Indikator penting dalam Policy Analysis matrix

Policy analysis matrix atau biasa disingkat PAM adalah matrik analisis kebijakan pemerintah dalam intervensinya pada sebuah komoditas. Dalam sektor pertanian, tidak mengherankan apabila pemerintah menginginkan kedaulatan pangan. Salah satunya adalah upaya memenuhi produk dalam negeri dengan melakukan pengembangan dan perluasan area tanam. Perluasan area tanam pun diikuti dengan paket yang lain seperti membuat sarana prasarana pendukung, pupuk, benih, teknologi, tenaga kerja, modal, dan lain – lain.

Namun, upaya suatu pemerintah dalam mengembangkan sebuah komoditas pertanian tentu harus bersaing dengan komoditas yang sama dari daerah lain. Contoh mudahnya adalah persaingan antara produksi beras nasional dengan negara – negara penghasil beras lainnya di Asia Tenggara. Persaingan ini dalam bentuk struktur dan efisiensi biaya sehingga terjadi perbedaan harga pokok produksi yang menimbulkan adanya selisih antara harga jual dari komoditas tersebut. Kemudian pasar yang menentukan mana yang akan memenangkan market share terbanyak dari keseluruhan permintaan.

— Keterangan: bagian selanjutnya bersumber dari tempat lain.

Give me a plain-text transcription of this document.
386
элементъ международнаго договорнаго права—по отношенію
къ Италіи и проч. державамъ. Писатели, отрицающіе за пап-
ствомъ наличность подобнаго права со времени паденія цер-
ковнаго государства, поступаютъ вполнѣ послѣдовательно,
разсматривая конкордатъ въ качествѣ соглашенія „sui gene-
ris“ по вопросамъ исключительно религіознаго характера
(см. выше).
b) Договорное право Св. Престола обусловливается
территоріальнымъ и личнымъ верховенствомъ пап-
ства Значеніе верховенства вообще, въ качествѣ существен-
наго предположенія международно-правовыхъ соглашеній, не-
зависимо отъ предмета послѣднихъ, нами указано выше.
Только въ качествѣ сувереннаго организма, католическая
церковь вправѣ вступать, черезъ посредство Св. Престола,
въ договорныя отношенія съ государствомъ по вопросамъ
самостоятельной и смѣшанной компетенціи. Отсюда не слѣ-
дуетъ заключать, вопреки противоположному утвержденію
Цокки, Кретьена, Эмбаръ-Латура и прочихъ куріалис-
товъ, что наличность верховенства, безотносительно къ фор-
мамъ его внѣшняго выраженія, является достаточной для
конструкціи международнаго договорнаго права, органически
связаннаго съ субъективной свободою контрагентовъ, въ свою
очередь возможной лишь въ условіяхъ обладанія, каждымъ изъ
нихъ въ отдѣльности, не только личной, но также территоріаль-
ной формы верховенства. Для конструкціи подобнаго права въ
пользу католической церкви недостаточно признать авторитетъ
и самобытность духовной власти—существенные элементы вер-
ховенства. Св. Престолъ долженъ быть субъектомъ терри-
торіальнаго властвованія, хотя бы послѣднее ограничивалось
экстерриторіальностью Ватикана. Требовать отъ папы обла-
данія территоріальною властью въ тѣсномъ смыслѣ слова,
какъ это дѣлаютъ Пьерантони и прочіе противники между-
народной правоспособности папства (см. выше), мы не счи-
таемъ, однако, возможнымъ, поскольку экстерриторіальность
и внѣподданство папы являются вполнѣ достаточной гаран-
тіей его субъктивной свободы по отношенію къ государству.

Seandainya produk dalam negeri kalah bersaing, artinya HPP lebih tinggi dibandingkan produk luar, maka konsumen akan berbondong – bondong meninggalkan komoditas dalam negeri. Hal ini akan mempengaruhi perputaran uang dan bisnis, sehingga banyak uang (dollar) mengalir keluar sehingga pertumbuhan ekonomi akan menurun. Jadi tidaklah heran mengapa ada proteksi perdagangan karena pemerintah menginginkan konsumen dalam negeri membeli produk dalam negeri yang kemudian meningkatkan kesejahteraan petani dan masyarakat pada umumnya karena perputaran uang masih dalam lingkup dalam negeri.

policy analysis matrix

Berbicara tentang komoditas luar dan dalam sebenarnya tidak hanya membicarakan dalam dan luar negeri. Perbedaan antar provinsi dan pulau pun dapat kita gunakan dalam deskripsi tersebut. Hal ini dikarenakan negara Indonesia merupakan negara kepulauan sehingga ada barrier dalam proses penyebaran produk yang menyebabkan tingginya harga transportasi. Pada akhir ini kita mendengar adanya upaya pengembangan hortikultura dan tanaman pangan di wilayah timur indonesia. Padahal selama ini konsumsi hortikultura dipasok dari Pulau Jawa. Tentu ini merupakan tantangan tersendiri mengingat pemerintah daerah harus berupaya mengembangkan komoditasnya dan bersaing dengan komoditas dari jawa yang sudah menggunakan teknologi, pengalaman yang tinggi, dan tentunya efisien dalam budidayanya. Tantangan terbesar dalam pengembangan ini adalah pemerintah daerah tentu tidak bisa menerapkan pajak masuk bagi komoditas dari Pulau Jawa mengingat Pulau Jawa masih dalam satu kesatuan Republik Indonesia. Sehingga tidak mengherankan jika mendengar keluhan petani saat musim panen tiba karena harga jual tidak sesuai harapan.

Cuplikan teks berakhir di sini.